Fujitsus neues farbiges elektro­ni­sches Papier verspricht ein sichtlich besseres Kontrast­ver­hältnis und schnel­leren Seiten­aufbau. Es soll „die höchste Farbbild-Qualität der Welt“ bieten und u.a. in E-Readern und Mobil­ge­räten zum Einsatz kommen:

Kawasaki/Tokio – Die Fujitsu Laboatories haben eine verbes­serte Version des hausei­genen farbigen E-Papers vorgestellt. Gegenüber der vorhe­rigen Generation, die im weltweit ersten Farb-E-Reader FLEPia zum Einsatz kam, verspricht die aktuelle Variante ein dreimal höheres Kontrast­ver­hältnis und einen deutlich schnel­leren Seiten­aufbau.

Heller und schneller

Mit dem im März 2009 in Japan gestar­teten FLEPia war Fujitsu Farb-Vorreiter, doch haben sich poten­zielle Konkur­renten wie beispiels­weise iRex von der Qualität des Displays unbeein­druckt gegeben (siehe auch: Brillantes farbiges E-Papier in Entwicklung). Nun aber hat Fujitsu bei seinem E-Paper nachgelegt und gibt sich überzeugt, dass es „die höchste Farbbild-Qualität der Welt“ bietet.
 

e-Paper-Vergleich von Fujitsu

 
Die Refle­xi­ons­ei­gen­schaften für die Darstellung wurden laut Unter­nehmen so verbessert, dass das Display 1,3 mal heller ist als beim Vorgänger. Mithilfe einer neuen, mehrschich­tigen Panel-Struktur werden gleich­zeitig übermäßige Reflek­tionen bei der Schwarz­dar­stellung reduziert, sodass das Kontrast­ver­hältnis auf 7:1 gestiegen ist.

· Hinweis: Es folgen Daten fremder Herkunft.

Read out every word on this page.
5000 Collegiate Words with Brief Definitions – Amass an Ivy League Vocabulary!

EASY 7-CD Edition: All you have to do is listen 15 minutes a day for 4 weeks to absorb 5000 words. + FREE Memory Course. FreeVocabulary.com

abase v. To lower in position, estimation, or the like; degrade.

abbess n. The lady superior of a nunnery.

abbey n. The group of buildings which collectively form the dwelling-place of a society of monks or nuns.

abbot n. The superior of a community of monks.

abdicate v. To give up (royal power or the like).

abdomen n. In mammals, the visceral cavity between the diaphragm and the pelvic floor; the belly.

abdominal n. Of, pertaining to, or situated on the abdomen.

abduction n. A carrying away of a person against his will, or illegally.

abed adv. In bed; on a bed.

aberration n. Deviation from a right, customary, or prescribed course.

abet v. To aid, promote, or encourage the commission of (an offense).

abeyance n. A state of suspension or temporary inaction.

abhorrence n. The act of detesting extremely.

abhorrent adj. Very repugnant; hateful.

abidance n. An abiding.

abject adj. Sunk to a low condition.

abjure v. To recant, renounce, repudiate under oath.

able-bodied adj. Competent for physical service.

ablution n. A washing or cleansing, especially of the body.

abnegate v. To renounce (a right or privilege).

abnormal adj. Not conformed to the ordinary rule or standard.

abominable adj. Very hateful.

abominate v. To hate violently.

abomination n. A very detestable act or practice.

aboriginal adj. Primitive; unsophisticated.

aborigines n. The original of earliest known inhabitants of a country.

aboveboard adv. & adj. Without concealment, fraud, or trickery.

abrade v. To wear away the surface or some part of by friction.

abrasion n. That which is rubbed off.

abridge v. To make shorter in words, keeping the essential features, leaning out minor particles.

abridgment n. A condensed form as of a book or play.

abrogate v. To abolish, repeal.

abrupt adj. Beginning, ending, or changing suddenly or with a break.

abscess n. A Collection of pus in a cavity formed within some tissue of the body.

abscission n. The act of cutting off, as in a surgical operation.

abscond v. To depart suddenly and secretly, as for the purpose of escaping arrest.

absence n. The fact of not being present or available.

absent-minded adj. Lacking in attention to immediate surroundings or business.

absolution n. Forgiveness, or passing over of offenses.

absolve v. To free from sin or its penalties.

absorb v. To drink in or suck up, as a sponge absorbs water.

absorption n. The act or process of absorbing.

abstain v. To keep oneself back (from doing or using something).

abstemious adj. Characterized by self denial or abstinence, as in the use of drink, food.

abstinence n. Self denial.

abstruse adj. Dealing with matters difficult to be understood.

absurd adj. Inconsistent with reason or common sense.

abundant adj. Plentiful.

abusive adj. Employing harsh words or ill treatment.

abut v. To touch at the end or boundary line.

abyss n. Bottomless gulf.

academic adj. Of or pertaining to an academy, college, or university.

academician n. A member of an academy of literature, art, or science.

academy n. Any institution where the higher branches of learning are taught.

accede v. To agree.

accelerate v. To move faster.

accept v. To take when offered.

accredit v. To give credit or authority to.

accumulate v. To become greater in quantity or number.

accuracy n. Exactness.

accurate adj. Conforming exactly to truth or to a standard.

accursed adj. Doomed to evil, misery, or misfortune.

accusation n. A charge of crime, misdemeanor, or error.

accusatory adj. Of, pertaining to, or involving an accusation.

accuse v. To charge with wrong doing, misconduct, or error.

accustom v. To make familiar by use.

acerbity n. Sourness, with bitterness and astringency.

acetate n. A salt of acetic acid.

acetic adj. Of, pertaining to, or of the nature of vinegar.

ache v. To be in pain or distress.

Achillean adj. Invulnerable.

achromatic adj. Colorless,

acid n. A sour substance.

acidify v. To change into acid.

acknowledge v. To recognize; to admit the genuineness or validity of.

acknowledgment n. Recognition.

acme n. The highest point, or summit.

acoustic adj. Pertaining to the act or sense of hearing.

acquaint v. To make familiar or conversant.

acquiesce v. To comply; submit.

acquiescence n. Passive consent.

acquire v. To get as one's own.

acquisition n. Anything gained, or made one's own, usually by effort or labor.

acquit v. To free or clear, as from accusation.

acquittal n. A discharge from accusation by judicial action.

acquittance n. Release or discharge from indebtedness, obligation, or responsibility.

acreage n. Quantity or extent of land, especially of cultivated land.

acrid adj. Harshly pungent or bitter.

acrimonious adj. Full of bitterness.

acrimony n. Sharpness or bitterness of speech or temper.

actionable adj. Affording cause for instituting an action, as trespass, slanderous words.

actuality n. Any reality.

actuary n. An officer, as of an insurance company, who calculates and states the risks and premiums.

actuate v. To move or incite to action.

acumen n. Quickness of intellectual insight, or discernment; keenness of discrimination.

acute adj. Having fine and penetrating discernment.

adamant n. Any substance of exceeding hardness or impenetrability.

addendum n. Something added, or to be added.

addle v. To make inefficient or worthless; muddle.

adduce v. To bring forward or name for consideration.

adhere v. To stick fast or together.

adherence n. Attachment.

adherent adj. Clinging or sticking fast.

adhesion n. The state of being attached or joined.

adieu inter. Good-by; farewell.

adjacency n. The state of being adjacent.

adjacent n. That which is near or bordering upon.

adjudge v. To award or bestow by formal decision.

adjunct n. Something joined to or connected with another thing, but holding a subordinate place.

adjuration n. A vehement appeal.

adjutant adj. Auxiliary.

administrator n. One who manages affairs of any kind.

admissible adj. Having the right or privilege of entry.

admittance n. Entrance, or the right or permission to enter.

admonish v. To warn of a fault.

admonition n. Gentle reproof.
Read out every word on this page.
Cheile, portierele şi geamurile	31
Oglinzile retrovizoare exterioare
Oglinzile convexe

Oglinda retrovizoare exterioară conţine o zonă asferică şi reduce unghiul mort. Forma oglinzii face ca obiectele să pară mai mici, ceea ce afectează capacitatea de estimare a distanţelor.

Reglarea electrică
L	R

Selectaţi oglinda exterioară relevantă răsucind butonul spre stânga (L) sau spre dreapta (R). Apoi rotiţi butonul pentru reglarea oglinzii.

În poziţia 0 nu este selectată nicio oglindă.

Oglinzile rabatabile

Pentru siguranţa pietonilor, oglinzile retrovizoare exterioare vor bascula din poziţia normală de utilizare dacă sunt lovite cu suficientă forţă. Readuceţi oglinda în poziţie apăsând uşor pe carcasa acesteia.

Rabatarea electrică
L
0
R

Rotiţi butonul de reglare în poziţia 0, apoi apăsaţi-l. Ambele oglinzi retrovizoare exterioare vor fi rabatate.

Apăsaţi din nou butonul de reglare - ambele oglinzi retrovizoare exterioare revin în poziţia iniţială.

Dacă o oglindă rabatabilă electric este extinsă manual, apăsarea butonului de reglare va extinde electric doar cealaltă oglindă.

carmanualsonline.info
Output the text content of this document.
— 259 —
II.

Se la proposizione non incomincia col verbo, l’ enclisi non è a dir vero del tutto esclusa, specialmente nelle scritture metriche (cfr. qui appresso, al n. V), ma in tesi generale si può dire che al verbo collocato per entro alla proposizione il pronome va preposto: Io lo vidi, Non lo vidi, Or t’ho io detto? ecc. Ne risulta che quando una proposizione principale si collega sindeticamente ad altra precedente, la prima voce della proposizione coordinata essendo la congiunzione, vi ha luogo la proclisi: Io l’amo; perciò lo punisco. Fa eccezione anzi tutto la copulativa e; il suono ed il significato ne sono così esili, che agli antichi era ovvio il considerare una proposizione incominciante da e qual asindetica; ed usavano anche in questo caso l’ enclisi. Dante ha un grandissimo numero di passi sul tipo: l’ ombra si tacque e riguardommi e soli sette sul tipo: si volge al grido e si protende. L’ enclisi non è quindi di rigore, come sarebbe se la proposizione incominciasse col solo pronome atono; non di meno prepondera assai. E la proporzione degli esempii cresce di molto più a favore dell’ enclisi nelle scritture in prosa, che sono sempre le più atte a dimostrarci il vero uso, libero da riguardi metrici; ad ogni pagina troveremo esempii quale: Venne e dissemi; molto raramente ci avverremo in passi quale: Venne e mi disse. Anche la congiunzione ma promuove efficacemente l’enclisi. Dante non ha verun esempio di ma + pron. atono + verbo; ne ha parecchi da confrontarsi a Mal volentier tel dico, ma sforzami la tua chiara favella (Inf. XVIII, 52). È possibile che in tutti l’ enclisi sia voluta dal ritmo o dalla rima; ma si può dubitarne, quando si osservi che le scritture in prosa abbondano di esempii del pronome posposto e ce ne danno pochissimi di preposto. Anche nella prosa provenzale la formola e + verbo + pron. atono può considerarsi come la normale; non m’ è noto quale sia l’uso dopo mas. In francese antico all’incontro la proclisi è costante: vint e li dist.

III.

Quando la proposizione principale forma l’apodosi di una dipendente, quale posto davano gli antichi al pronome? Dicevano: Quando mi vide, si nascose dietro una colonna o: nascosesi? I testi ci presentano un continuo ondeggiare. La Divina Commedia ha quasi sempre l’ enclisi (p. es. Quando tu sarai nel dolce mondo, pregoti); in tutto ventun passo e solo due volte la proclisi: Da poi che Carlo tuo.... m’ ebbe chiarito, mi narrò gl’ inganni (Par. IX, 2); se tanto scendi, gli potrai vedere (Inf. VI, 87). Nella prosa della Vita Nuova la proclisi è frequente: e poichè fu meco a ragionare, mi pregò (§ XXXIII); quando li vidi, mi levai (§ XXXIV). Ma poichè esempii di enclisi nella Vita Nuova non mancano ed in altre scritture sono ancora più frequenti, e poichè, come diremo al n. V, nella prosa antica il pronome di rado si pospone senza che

Außerdem dauert das Neuzeichnen eines Bildes bei 1.024 mal 768 Pixeln nur noch 0,7 Sekunden. Da Fujitsu davon spricht, dass die Refresh-Rate etwa verdoppelt wurde, dürfte sich das auf 64-Farb-Bilder beziehen, deren Neuzeichnen beim FLEPia immerhin 1,8 Sekunden gedauert hatte.

Fujitsu zufolge werden die E-Paper-Displays somit insgesamt attrak­tiver und besser lesbar. Durch diese Verbes­se­rungen werde auch das Spektrum poten­zi­eller Anwen­dungen erweitert. Neben E-Readern und anderen mobilen Geräten mit E-Paper-Display seien beispiels­weise öffent­liche Werbe­tafeln und andere Werbe­an­wen­dungen denkbar.

Die Entwicklung wird im Rahmen des Fujitsu Forum 2010 in Tokio (13.–15.5.2010) präsen­tiert. Ab Herbst dieses Jahres soll die kommer­zielle Vermarktung durch Fujitsu Frontech in Japan erfolgen. Dazu, ob Fujitsu mit der Techno­logie diesmal auch den Sprung in andere Länder wagen wird, gibt es noch keine Infor­ma­tionen.